وَلَقَدْ أَرْسَلْنَا مُوسَىٰ بِآيَاتِنَا أَنْ أَخْرِجْ قَوْمَكَ مِنَ الظُّلُمَاتِ إِلَى النُّورِ وَذَكِّرْهُم بِأَيَّامِ اللَّهِ ۚ إِنَّ فِي ذَٰلِكَ لَآيَاتٍ لِّكُلِّ صَبَّارٍ شَكُورٍ
( 5 )
Wij zonden vroeger Mozes met onze teekens en gaven hem bevelen, zeggende: Leid uw volk uit de duisternis tot het licht, en herinner hun de gunsten van God ; waarlijk, daarin zijn teekens voor ieder lijdzaam en dankbaar mensch.
وَإِذْ قَالَ مُوسَىٰ لِقَوْمِهِ اذْكُرُوا نِعْمَةَ اللَّهِ عَلَيْكُمْ إِذْ أَنجَاكُم مِّنْ آلِ فِرْعَوْنَ يَسُومُونَكُمْ سُوءَ الْعَذَابِ وَيُذَبِّحُونَ أَبْنَاءَكُمْ وَيَسْتَحْيُونَ نِسَاءَكُمْ ۚ وَفِي ذَٰلِكُم بَلَاءٌ مِّن رَّبِّكُمْ عَظِيمٌ
( 6 )
En herinner u toen Mozes tot zijn volk zeide: Herdenk de gunst van God omtrent u, toen hij u van het juk van Pharao bevrijdde: deze verdrukte u vreeselijk; en zij doodden uwe mannelijke kinderen en lieten uwe vrouwelijke kinderen leven. Dit was een harde proef van uwen Heer.

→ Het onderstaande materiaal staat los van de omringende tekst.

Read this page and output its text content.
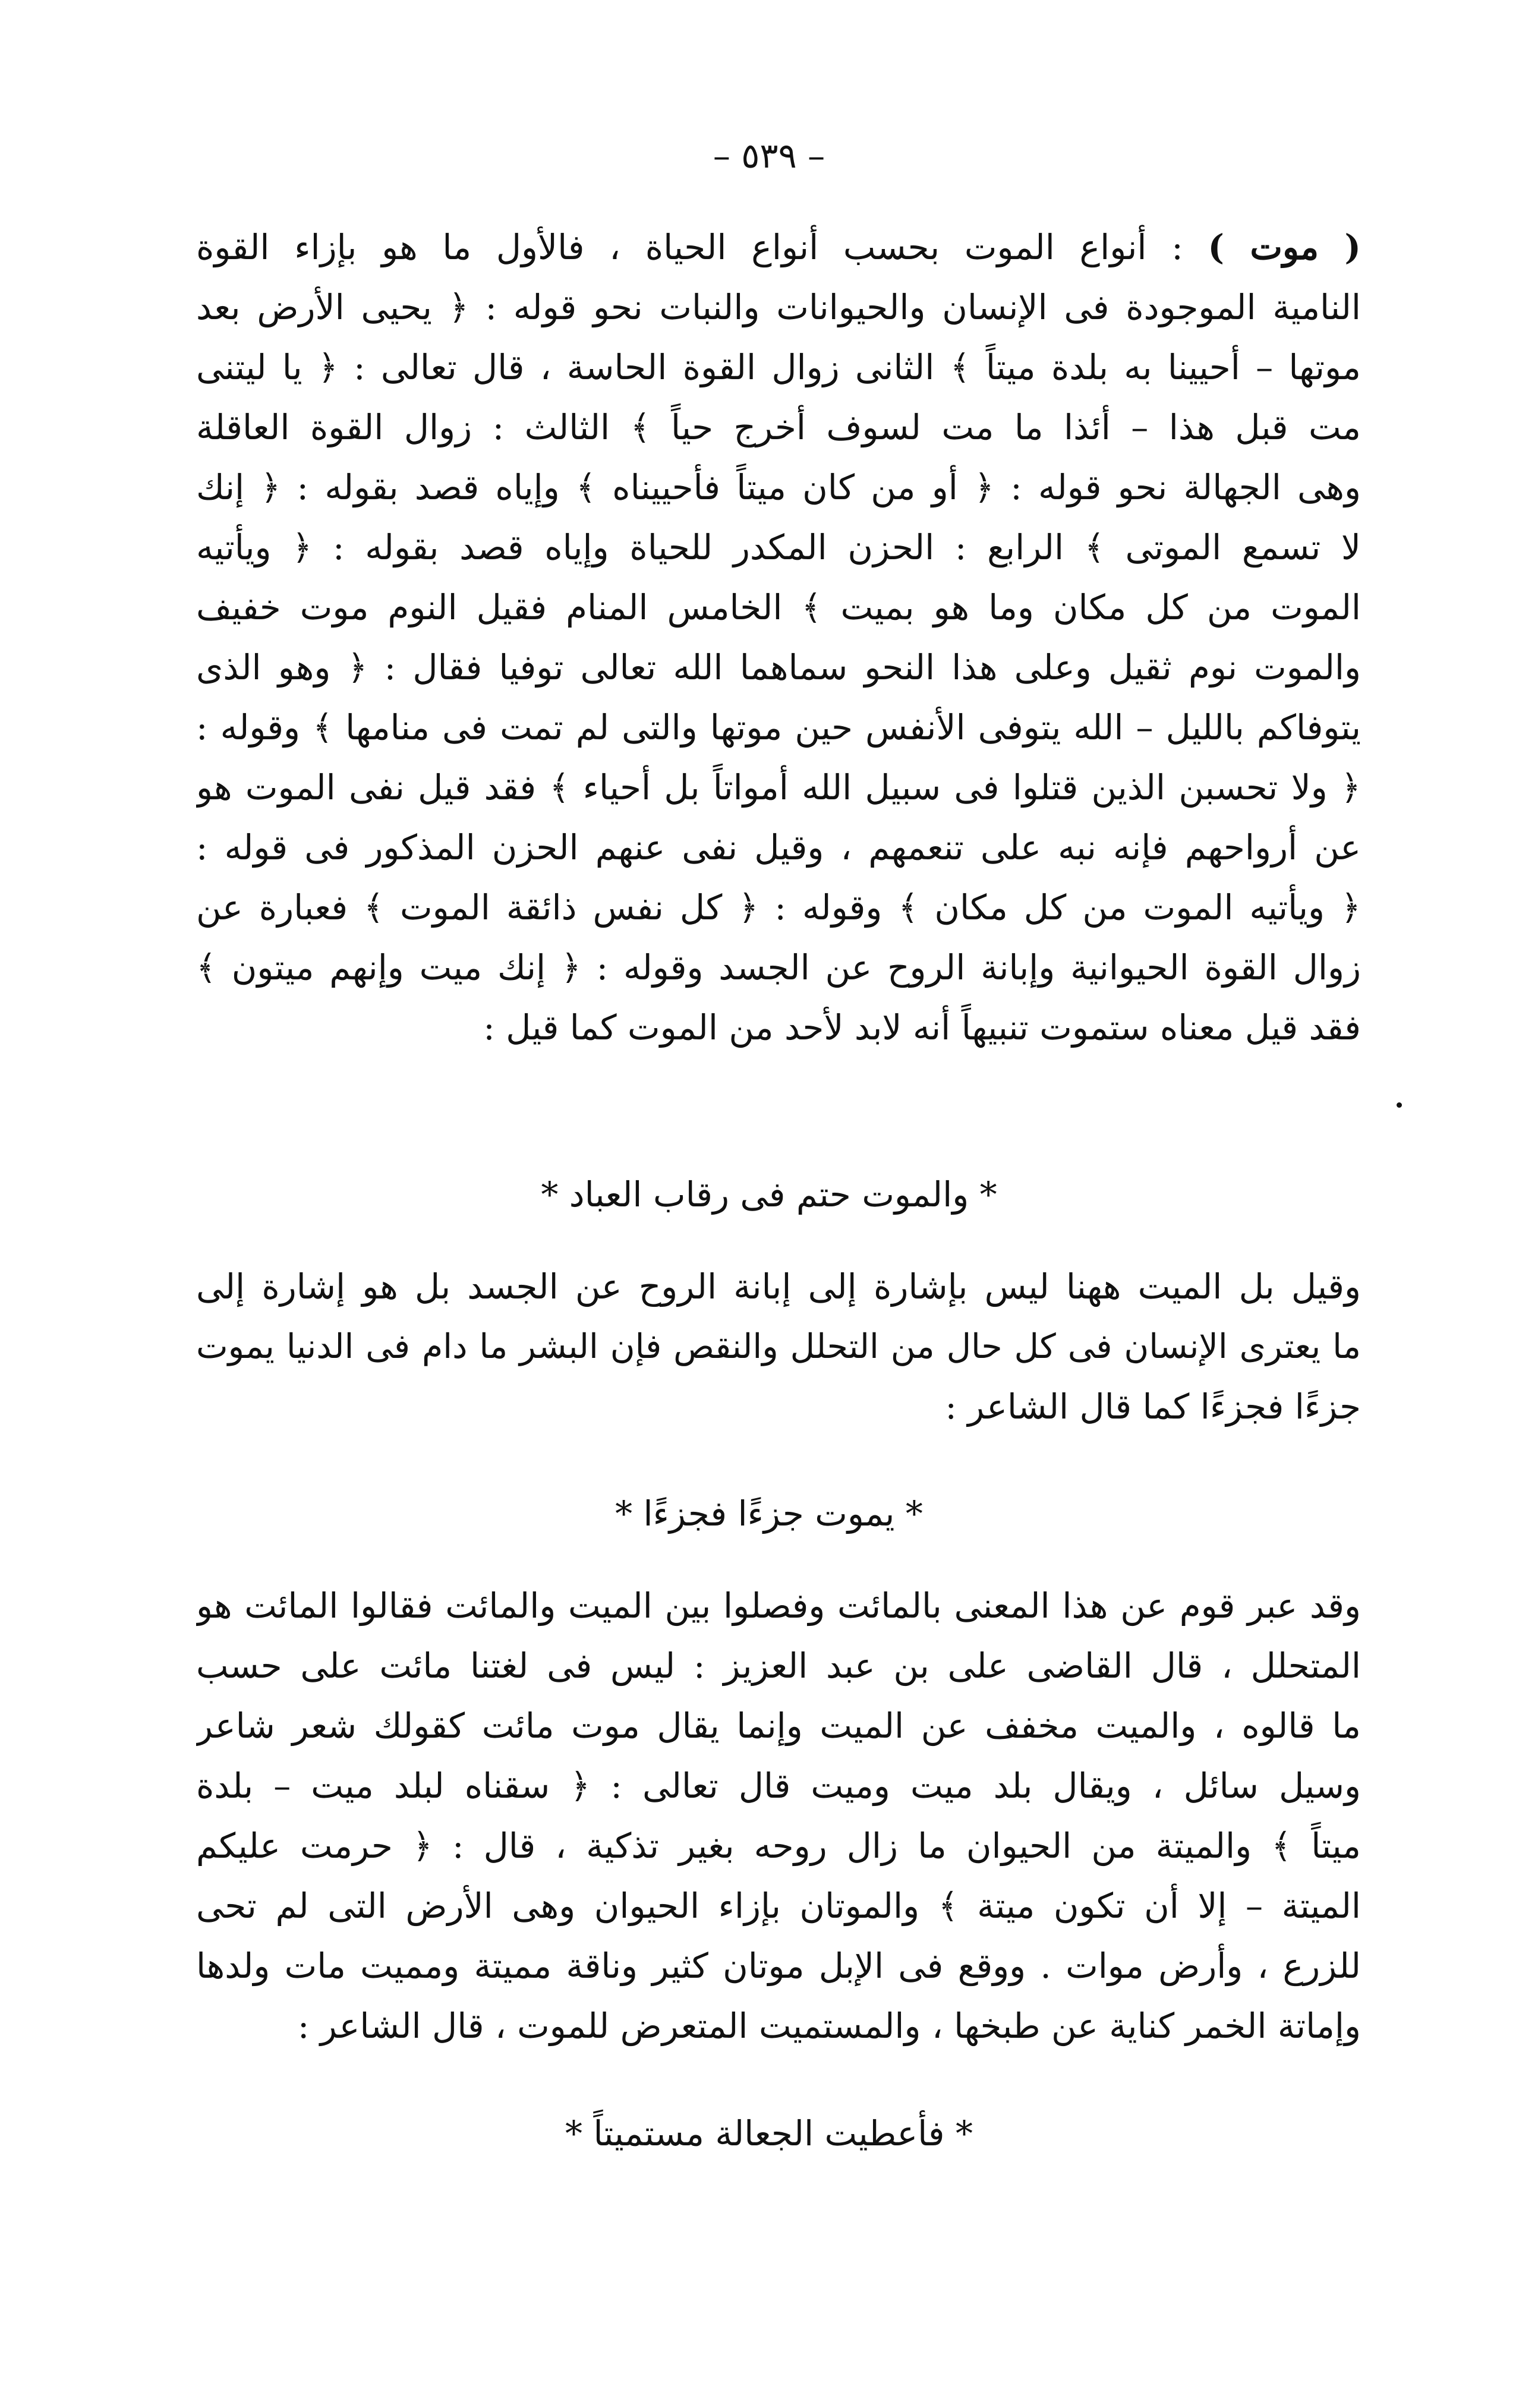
– ٥٣٩ –
( موت ) : أنواع الموت بحسب أنواع الحياة ، فالأول ما هو بإزاء القوة
النامية الموجودة فى الإنسان والحيوانات والنبات نحو قوله : ﴿ يحيى الأرض بعد
موتها – أحيينا به بلدة ميتاً ﴾ الثانى زوال القوة الحاسة ، قال تعالى : ﴿ يا ليتنى
مت قبل هذا – أئذا ما مت لسوف أخرج حياً ﴾ الثالث : زوال القوة العاقلة
وهى الجهالة نحو قوله : ﴿ أو من كان ميتاً فأحييناه ﴾ وإياه قصد بقوله : ﴿ إنك
لا تسمع الموتى ﴾ الرابع : الحزن المكدر للحياة وإياه قصد بقوله : ﴿ ويأتيه
الموت من كل مكان وما هو بميت ﴾ الخامس المنام فقيل النوم موت خفيف
والموت نوم ثقيل وعلى هذا النحو سماهما الله تعالى توفيا فقال : ﴿ وهو الذى
يتوفاكم بالليل – الله يتوفى الأنفس حين موتها والتى لم تمت فى منامها ﴾ وقوله :
﴿ ولا تحسبن الذين قتلوا فى سبيل الله أمواتاً بل أحياء ﴾ فقد قيل نفى الموت هو
عن أرواحهم فإنه نبه على تنعمهم ، وقيل نفى عنهم الحزن المذكور فى قوله :
﴿ ويأتيه الموت من كل مكان ﴾ وقوله : ﴿ كل نفس ذائقة الموت ﴾ فعبارة عن
زوال القوة الحيوانية وإبانة الروح عن الجسد وقوله : ﴿ إنك ميت وإنهم ميتون ﴾
فقد قيل معناه ستموت تنبيهاً أنه لابد لأحد من الموت كما قيل :
* والموت حتم فى رقاب العباد *
وقيل بل الميت ههنا ليس بإشارة إلى إبانة الروح عن الجسد بل هو إشارة إلى
ما يعترى الإنسان فى كل حال من التحلل والنقص فإن البشر ما دام فى الدنيا يموت
جزءًا فجزءًا كما قال الشاعر :
* يموت جزءًا فجزءًا *
وقد عبر قوم عن هذا المعنى بالمائت وفصلوا بين الميت والمائت فقالوا المائت هو
المتحلل ، قال القاضى على بن عبد العزيز : ليس فى لغتنا مائت على حسب
ما قالوه ، والميت مخفف عن الميت وإنما يقال موت مائت كقولك شعر شاعر
وسيل سائل ، ويقال بلد ميت وميت قال تعالى : ﴿ سقناه لبلد ميت – بلدة
ميتاً ﴾ والميتة من الحيوان ما زال روحه بغير تذكية ، قال : ﴿ حرمت عليكم
الميتة – إلا أن تكون ميتة ﴾ والموتان بإزاء الحيوان وهى الأرض التى لم تحى
للزرع ، وأرض موات . ووقع فى الإبل موتان كثير وناقة مميتة ومميت مات ولدها
وإماتة الخمر كناية عن طبخها ، والمستميت المتعرض للموت ، قال الشاعر :
* فأعطيت الجعالة مستميتاً *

وَإِذْ تَأَذَّنَ رَبُّكُمْ لَئِن شَكَرْتُمْ لَأَزِيدَنَّكُمْ ۖ وَلَئِن كَفَرْتُمْ إِنَّ عَذَابِي لَشَدِيدٌ
( 7 )
En toen uw Heer door den mond van Mozes eene verklaring aflegde, zeide hij: Waarlijk, ik wil mijne weldaden omtrent u vermeerderen, indien gij dankbaar zijt; maar indien gij ondankbaar zijt, waarlijk, dan zal mijne straf gestreng zijn.
وَقَالَ مُوسَىٰ إِن تَكْفُرُوا أَنتُمْ وَمَن فِي الْأَرْضِ جَمِيعًا فَإِنَّ اللَّهَ لَغَنِيٌّ حَمِيدٌ
( 8 )
En indien gij ongeloovig zijt, en de geheele aarde met u, dan nog is God rijk en lofwaardig.
أَلَمْ يَأْتِكُمْ نَبَأُ الَّذِينَ مِن قَبْلِكُمْ قَوْمِ نُوحٍ وَعَادٍ وَثَمُودَ ۛ وَالَّذِينَ مِن بَعْدِهِمْ ۛ لَا يَعْلَمُهُمْ إِلَّا اللَّهُ ۚ جَاءَتْهُمْ رُسُلُهُم بِالْبَيِّنَاتِ فَرَدُّوا أَيْدِيَهُمْ فِي أَفْوَاهِهِمْ وَقَالُوا إِنَّا كَفَرْنَا بِمَا أُرْسِلْتُم بِهِ وَإِنَّا لَفِي شَكٍّ مِّمَّا تَدْعُونَنَا إِلَيْهِ مُرِيبٍ
( 9 )
Hebt gij de geschiedenis der volkeren, uwe voorgangers, niet gehoord? namelijk van het volk van Noach, en van Ad en van Thamoed en van degenen die hen opvolgden. Wier getal niemand kent, behalve God? Hunne gezanten kwamen tot hem met duidelijke wonderen; maar zij brachten hunne handen aan hunne monden uit verontwaardiging, en zeiden: Wij gelooven de boodschap niet, waarmede gij voorgeeft belast te zijn, en wij verkeeren in twijfel nopens den godsdienst waartoe gij ons uitnoodigt.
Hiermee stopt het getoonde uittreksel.